Now United need to react. They have been brainstorming ideas since Thursday, sources said.

Edinson Cavani of Paris Saint-Germain is an option, while other avenues being explored are players on the fringes at major clubs—think Krzysztof Piatek at AC Milan, Luka Jovic at Real Madrid or Paco Alcacer at Borussia Dortmund. 

LONDON, ENGLAND - JANUARY 01: Ole Gunnar Solskjaer, Manager of Manchester United applauds the traveling fans after the Premier League match between Arsenal FC and Manchester United at Emirates Stadium on January 01, 2020 in London, United Kingdom. (Photo
Clive Mason/Getty Images

Fernandes and Jude Bellingham of Birmingham City remain key targets in this window and have been scouted extensively, but United have a strategy in place beyond that, too, and it is all part of the reason Solskjaer is to be given more time. He's been part of the conversations and long-term planning. 

"He's building his own team and has got to be allowed the time and space to do it," another United source told B/R. "The backing for him is in no doubt." 
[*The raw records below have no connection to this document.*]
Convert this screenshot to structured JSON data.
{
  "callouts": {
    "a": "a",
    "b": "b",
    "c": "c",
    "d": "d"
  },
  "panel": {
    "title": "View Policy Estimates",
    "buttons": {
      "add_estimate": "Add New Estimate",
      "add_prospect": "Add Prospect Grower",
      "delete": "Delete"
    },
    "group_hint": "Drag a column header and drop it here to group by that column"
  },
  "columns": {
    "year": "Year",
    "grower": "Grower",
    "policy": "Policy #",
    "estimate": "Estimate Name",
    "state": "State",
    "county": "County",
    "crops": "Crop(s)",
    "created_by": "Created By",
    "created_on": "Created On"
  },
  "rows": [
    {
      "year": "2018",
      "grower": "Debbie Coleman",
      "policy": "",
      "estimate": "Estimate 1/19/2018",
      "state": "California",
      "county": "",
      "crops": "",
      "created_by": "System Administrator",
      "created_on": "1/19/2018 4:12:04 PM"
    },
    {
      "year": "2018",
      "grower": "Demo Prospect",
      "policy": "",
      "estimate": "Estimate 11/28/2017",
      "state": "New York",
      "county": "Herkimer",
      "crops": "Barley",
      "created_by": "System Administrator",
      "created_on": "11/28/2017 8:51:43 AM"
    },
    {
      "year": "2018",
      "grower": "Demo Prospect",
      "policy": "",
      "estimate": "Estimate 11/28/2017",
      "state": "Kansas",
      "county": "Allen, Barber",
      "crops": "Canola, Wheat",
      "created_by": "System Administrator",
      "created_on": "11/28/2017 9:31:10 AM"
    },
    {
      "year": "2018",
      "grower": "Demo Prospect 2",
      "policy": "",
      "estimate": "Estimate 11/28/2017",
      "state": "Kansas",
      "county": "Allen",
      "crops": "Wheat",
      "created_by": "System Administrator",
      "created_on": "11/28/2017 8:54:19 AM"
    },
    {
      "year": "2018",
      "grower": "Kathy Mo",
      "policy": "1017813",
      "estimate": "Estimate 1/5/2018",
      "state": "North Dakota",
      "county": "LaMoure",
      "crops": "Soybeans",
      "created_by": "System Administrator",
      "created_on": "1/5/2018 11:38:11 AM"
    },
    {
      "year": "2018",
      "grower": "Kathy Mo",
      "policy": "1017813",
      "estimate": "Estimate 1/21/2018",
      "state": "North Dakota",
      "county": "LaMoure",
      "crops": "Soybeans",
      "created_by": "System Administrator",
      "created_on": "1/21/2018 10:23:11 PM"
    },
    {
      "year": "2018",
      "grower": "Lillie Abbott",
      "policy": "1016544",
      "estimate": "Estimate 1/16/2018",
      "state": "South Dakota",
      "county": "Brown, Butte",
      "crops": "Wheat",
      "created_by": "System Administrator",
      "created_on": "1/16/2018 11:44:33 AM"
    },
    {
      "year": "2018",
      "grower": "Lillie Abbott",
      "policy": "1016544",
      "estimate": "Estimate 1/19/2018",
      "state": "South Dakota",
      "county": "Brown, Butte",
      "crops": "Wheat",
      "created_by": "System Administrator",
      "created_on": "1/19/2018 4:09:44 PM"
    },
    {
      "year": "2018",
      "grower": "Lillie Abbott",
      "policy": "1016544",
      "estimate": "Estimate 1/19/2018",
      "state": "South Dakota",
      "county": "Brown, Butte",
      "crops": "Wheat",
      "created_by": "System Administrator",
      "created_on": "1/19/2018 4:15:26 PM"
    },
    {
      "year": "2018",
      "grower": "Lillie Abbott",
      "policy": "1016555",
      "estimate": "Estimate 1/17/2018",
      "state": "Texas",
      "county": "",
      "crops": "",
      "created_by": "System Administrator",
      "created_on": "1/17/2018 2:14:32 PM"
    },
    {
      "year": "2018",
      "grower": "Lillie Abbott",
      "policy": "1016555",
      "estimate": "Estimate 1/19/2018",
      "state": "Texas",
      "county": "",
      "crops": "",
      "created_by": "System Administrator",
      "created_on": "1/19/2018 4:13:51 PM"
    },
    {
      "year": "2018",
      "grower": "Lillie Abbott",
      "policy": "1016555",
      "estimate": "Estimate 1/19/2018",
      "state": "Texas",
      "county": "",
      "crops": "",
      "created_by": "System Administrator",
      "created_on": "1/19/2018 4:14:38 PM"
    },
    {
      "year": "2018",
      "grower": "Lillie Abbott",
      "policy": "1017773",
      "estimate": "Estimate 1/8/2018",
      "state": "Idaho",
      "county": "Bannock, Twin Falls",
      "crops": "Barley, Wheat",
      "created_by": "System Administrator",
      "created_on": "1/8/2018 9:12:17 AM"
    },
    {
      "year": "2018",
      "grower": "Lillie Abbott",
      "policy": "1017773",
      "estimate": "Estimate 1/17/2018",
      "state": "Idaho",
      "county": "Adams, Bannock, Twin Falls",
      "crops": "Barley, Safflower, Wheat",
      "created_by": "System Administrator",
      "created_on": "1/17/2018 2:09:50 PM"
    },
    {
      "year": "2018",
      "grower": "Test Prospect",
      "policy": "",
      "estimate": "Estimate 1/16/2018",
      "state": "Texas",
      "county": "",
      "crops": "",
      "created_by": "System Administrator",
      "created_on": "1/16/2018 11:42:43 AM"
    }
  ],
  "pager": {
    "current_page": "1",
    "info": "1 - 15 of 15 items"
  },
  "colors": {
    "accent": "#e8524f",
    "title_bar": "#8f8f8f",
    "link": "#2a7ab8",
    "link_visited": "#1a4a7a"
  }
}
The pursuit of Dortmund's England star Jadon Sancho is a big part of the conversation leading towards the summer. Another midfielder will come in, too, possibly Declan Rice of West Ham United or Sander Berge from Genk. 

Despite a return this season of 34 points from 23 games heading into the fixture with Burnley on Wednesday, United can still catch Chelsea and qualify for the Champions League. 

Despite being unable to string more than three successive wins together, they can still win a trophy. The Carabao Cup looks unlikely as they trail Man City 3-1 after the first leg, but they are set to face Watford or Tranmere (who play on Thursday before facing United on Sunday) in the FA Cup fourth round and are confident of a push for Wembley in the competition. They also remain the UEFA Europa League, with a tie against Club Brugge next up.

No one in football is unsackable, but even if United don't make the top four and don't win silverware, Ole is set to remain at the wheel.

The next two transfer windows are likely to define his reign as he is given every opportunity to become the man that turns the club around.